Rachael Wild and Darnell Rumbal were addicted to the drug for over 10 years and are now both clean.

Methamphetamine use is on the rise in New Zealand leading to violence and crime.

Two woman who've kicked their addiction to the drug shared their stories and the devastating impacts the drug has on families and the wider community on TVNZ1's Breakfast today.

Rachael Wild and Darnell Rumbal were both addicted to the drug for more than 10 years and our now clean. 

"I was a meth addict for around 16 years and today I'm three years and three months clean," Ms Wild said.

"For me it took me away from reality, it took me away from the pain and the trauma of what I had been through throughout my life and gave me an escape.

'I used for years and thought I was a 'functioning addict' . It probably wasn't until my last few years of using when there was a lot of domestic violence and abuse, where I had exposed my children to that, I started to understand the grips of what the drug was doing to me."

Ms Wild said the drug was so addictive she just couldn’t stop despite feeling the pressure from her family and the community.

"I lost many friends and at the end of my addiction my family didn't want to know me."

"As much as I wanted to give up, no one will really understand the grips that meth has over you and the wanting to stop but just not being able to."

Ms Rumbell was a meth addict for 14 years and is now 14 months clean.

"The first time you use it it's such a high and a euphoric feeling, you feel so energised, all your worries go away. For me it was like I had found the magic cure to my whole life and that's what draws you in, but it doesn't stay that way.

"When I was in the grips of my addiction I fell pregnant with my fourth child.  As much as I knew that what I was doing was wrong and I wanted to stop, I couldn't.  I used throughout my pregnancy, throughout my labour and throughout two years of breast feeding my son, that's how strong it is."

"When you're not ready to stop people can offer you all the support and all the intervention in the world and unless you are ready to stop then there's no stopping you."

Both woman gave advice on how to break the habit and how to prevent using in the first place.

Ms Wild said she went to a Māori kaupapa rehab in Rotorua three years ago.

"It was the best thing I did, I had my children taken away from me and I needed to get well."

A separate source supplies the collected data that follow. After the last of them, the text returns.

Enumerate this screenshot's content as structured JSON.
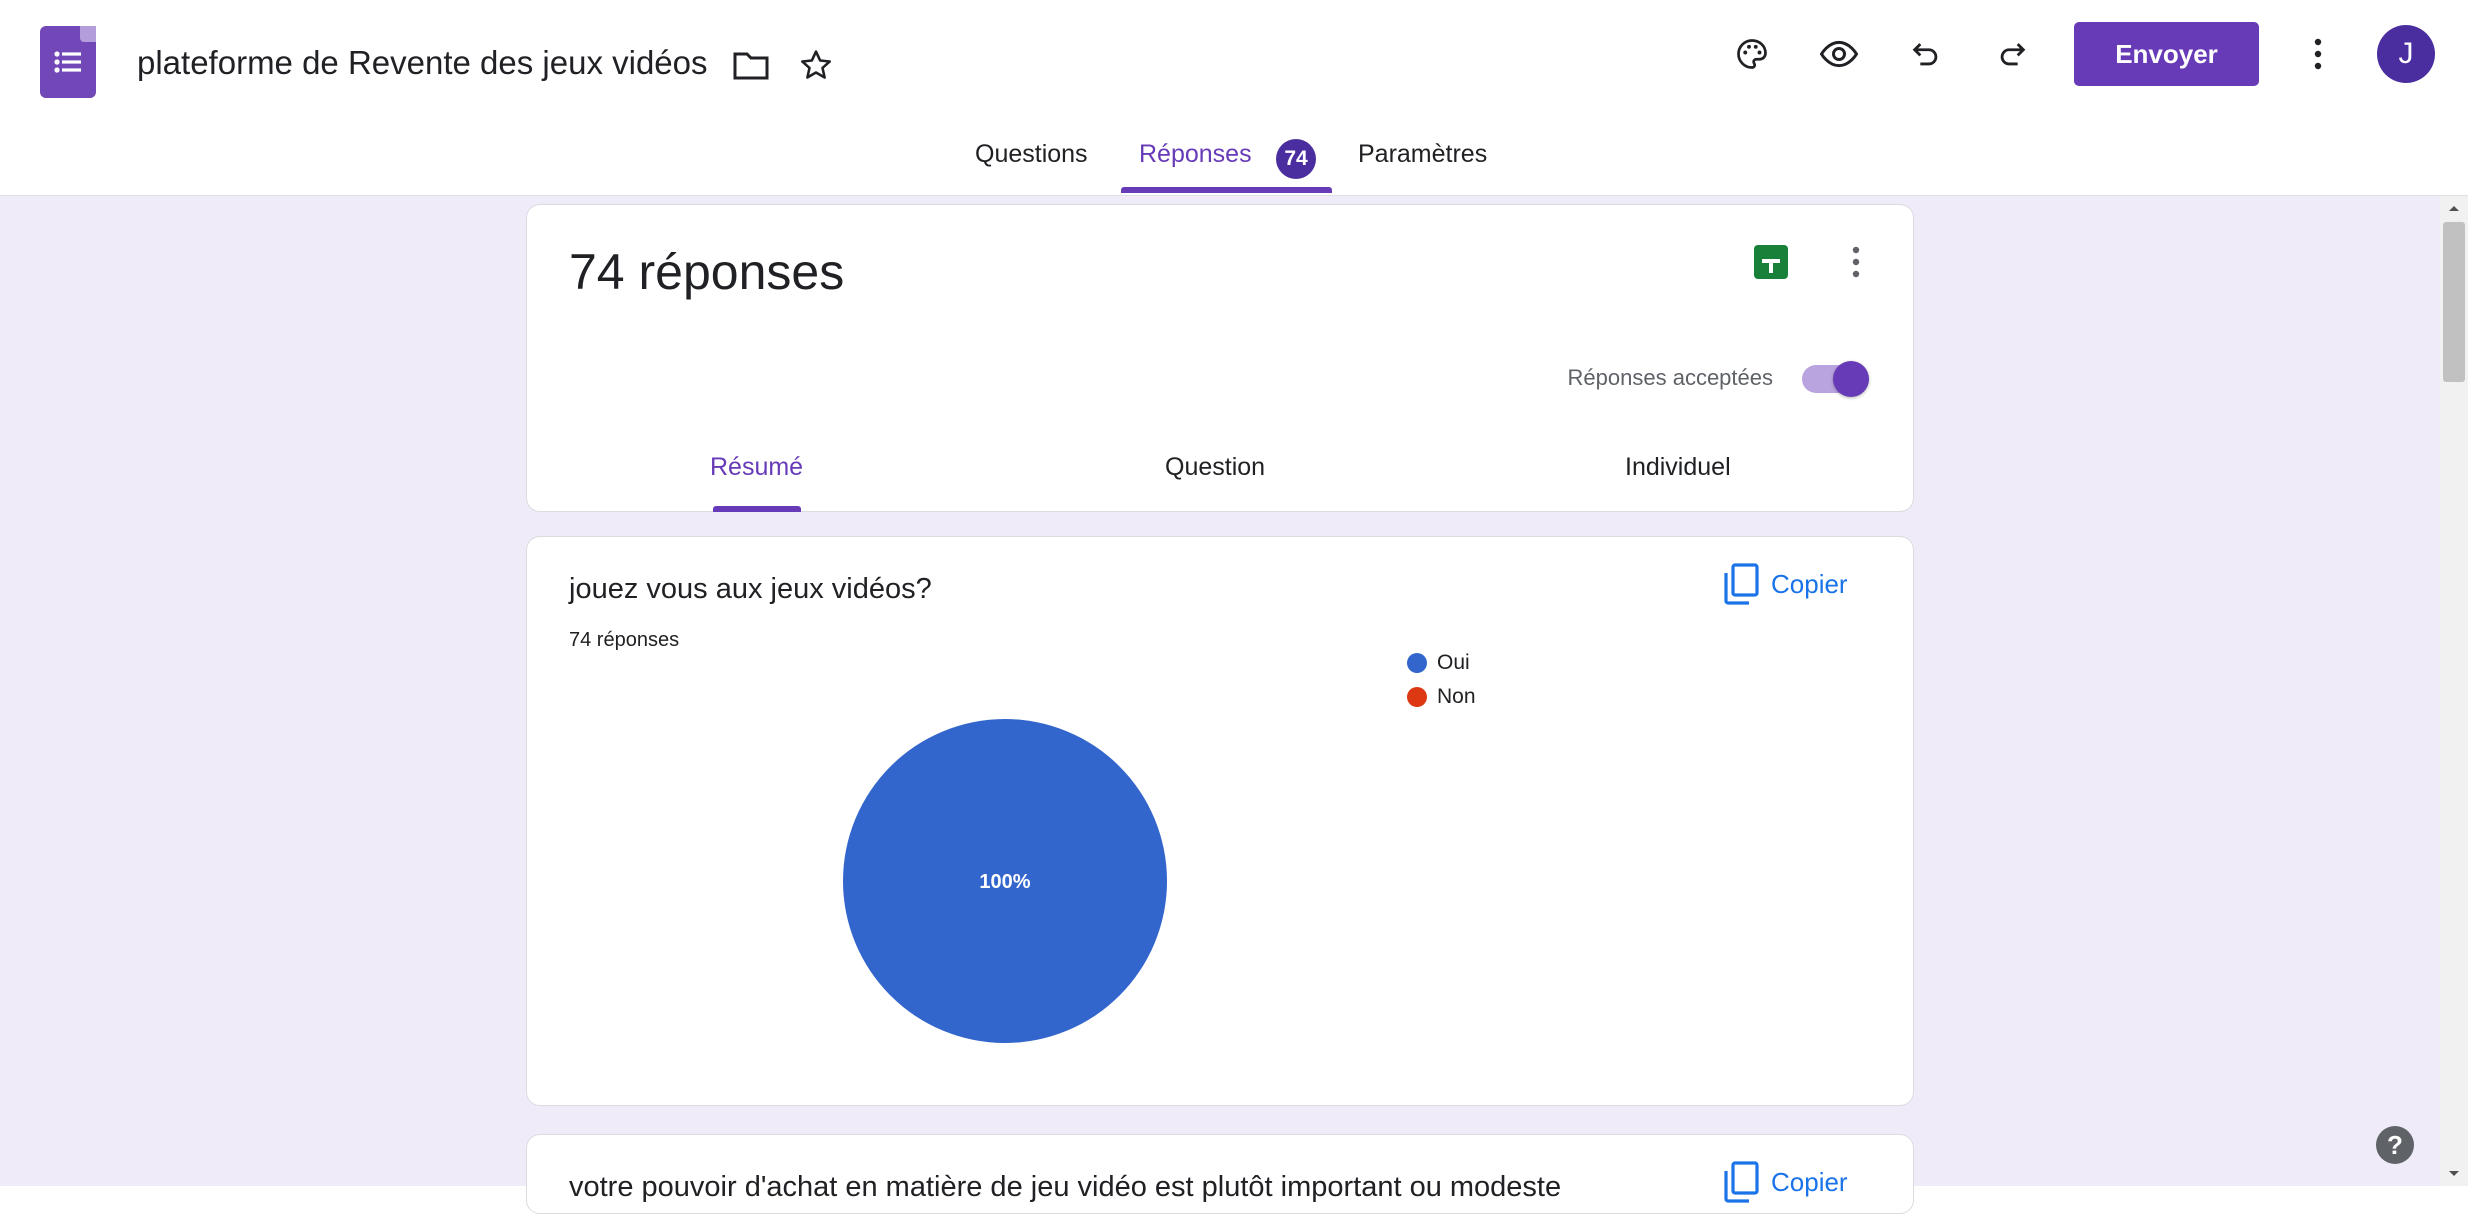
{
  "header": {
    "form_title": "plateforme de Revente des  jeux vidéos",
    "send_label": "Envoyer",
    "avatar_initial": "J",
    "accent_color": "#673ab7"
  },
  "tabs": [
    {
      "label": "Questions",
      "active": false
    },
    {
      "label": "Réponses",
      "active": true,
      "badge": "74"
    },
    {
      "label": "Paramètres",
      "active": false
    }
  ],
  "summary": {
    "response_count": "74 réponses",
    "accepting_label": "Réponses acceptées",
    "accepting": true,
    "subtabs": [
      {
        "label": "Résumé",
        "active": true
      },
      {
        "label": "Question",
        "active": false
      },
      {
        "label": "Individuel",
        "active": false
      }
    ]
  },
  "questions": [
    {
      "title": "jouez vous aux jeux vidéos?",
      "count": "74 réponses",
      "copy_label": "Copier",
      "chart_data": {
        "type": "pie",
        "categories": [
          "Oui",
          "Non"
        ],
        "values": [
          100,
          0
        ],
        "colors": [
          "#3366cc",
          "#dc3912"
        ],
        "data_labels": [
          "100%"
        ],
        "legend": "right"
      }
    },
    {
      "title": "votre pouvoir d'achat en matière de jeu vidéo est plutôt important ou modeste",
      "copy_label": "Copier"
    }
  ],
  "icons": {
    "title_folder": "folder-icon",
    "title_star": "star-icon",
    "palette": "palette-icon",
    "preview": "eye-icon",
    "undo": "undo-icon",
    "redo": "redo-icon",
    "more": "more-vert-icon",
    "sheets": "sheets-icon",
    "copy": "copy-icon",
    "help": "help-icon"
  }
}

"But rehab’s only the beginning, you have to really want it.  They're so many things around us, that are what we call triggers, that people go back and they use again.

"I had to fully surrender 100 per cent that I was an addict and that I didn't want that life anymore," she says.

Both agree that preventing the addiction in the first place is key.

Ms Rumbal said, "Prevention is key, if we can stop people picking it up in the first place, that is vital.”

"We share our stories because we want to hopefully help other people from not going down the same road as we did," Ms Rumbal says.